Wednesday, August 26, 2009

Review: Underworld

Don DiLillo’s Underworld is an atmospheric pastiche of nuclear age anxiety. After an interminable Prologue in which the Giants beat the Dodgers for the 1952 National League pennant, the book generally traces two stories – the story of the winning homerun baseball and the story of Nick Shay. The ball passes from the kid who nabbed it at the game to a series of collectors. Shay grows from a Bronx hooligan to an executive for a large waste management company in Phoenix.

What could be an engaging story – how a juvenile crime changed the trajectory of Shay’s life – is attenuated and addled by laying out the narrative backwards. The story starts in 1992, then moves back in time in chunks until 1952. This means that events in the beginning of the book only make sense later, and characters met early on fall into place later. This is a needlessly confusing and self conscious format. It is like looking at a scrapbook backwards, figuring out how the people and events fit together.
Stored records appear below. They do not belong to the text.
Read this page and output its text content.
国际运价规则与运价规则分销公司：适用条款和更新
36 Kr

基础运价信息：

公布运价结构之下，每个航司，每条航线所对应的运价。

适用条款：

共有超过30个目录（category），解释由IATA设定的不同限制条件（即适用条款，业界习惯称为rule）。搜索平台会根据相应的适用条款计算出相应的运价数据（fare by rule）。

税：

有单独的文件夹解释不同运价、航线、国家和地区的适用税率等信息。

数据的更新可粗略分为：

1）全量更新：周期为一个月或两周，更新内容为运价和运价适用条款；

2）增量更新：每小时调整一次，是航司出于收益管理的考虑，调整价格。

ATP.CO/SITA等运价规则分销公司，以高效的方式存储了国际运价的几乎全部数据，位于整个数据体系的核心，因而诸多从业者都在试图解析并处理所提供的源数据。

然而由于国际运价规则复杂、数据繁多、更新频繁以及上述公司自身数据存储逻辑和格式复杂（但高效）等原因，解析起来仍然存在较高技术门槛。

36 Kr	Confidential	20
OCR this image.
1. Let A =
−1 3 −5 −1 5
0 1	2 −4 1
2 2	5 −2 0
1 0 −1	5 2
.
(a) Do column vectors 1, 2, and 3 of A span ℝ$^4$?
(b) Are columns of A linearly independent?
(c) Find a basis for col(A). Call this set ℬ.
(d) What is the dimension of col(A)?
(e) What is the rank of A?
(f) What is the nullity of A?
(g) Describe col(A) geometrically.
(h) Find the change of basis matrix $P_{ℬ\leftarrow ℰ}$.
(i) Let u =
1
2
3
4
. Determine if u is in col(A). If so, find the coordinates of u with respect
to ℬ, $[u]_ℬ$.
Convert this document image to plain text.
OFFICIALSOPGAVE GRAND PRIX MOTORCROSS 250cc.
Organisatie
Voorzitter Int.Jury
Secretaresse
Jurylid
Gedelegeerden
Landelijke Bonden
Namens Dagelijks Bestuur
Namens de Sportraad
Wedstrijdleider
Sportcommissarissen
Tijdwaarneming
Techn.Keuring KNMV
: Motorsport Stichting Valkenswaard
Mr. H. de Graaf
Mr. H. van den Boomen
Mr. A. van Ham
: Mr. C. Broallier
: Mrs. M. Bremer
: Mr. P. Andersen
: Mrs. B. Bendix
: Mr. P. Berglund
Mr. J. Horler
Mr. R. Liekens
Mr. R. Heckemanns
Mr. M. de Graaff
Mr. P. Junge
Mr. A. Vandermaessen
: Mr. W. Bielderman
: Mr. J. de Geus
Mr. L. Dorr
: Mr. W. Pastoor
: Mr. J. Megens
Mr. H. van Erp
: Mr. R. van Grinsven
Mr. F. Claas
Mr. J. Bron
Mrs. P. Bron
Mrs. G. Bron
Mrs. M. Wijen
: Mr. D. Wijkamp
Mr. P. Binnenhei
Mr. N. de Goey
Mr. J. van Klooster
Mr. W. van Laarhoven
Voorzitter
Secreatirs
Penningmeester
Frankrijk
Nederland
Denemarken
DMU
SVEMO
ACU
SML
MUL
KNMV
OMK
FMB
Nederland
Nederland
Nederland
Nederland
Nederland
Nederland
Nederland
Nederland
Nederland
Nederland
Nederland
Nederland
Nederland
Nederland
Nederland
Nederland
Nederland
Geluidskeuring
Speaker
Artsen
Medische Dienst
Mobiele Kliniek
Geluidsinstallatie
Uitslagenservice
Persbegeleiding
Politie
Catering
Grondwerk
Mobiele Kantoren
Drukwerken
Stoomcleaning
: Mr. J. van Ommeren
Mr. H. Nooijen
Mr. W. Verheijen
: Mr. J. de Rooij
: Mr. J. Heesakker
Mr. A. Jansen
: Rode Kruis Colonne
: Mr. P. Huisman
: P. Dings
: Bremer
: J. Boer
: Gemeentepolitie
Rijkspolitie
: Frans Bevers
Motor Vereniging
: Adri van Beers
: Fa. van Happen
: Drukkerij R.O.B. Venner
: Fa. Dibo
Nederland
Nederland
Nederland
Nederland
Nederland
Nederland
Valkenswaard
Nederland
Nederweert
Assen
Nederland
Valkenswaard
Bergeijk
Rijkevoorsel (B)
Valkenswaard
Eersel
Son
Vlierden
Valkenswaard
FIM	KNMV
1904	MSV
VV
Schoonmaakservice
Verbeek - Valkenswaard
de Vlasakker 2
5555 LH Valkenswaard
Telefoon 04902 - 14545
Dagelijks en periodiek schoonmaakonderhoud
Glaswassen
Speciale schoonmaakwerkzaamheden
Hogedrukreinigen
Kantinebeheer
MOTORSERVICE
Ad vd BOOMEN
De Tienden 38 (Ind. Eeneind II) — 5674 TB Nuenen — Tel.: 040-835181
And, of course, a backwards timeline cannot really work if there is to be any resolution of the story, because “how the story ends” would have to come at the very beginning. That would make for a boring book. So the first section raises dramatic issues that hang there through the entire book, until they are wrapped up in a lengthy Epilogue set in 1992 again.

Also confusing are the myriad characters who are all linked, but some only tangentially. Many of the connections are artificial, mere excuses for elaborate digressions. The unifying theme of waste – particularly nuclear waste and destruction – further ties these side stories together, but not in any way enjoyable. DiLillo lingers over descriptions and rumors of disfigurement and deformity caused by nuclear testing, as well as other descriptions of wasted lives.

This book is too long, too self-righteous, too slow, too dark, too garbled, and simply too trying. DiLillo has his fans, but I am not one of them.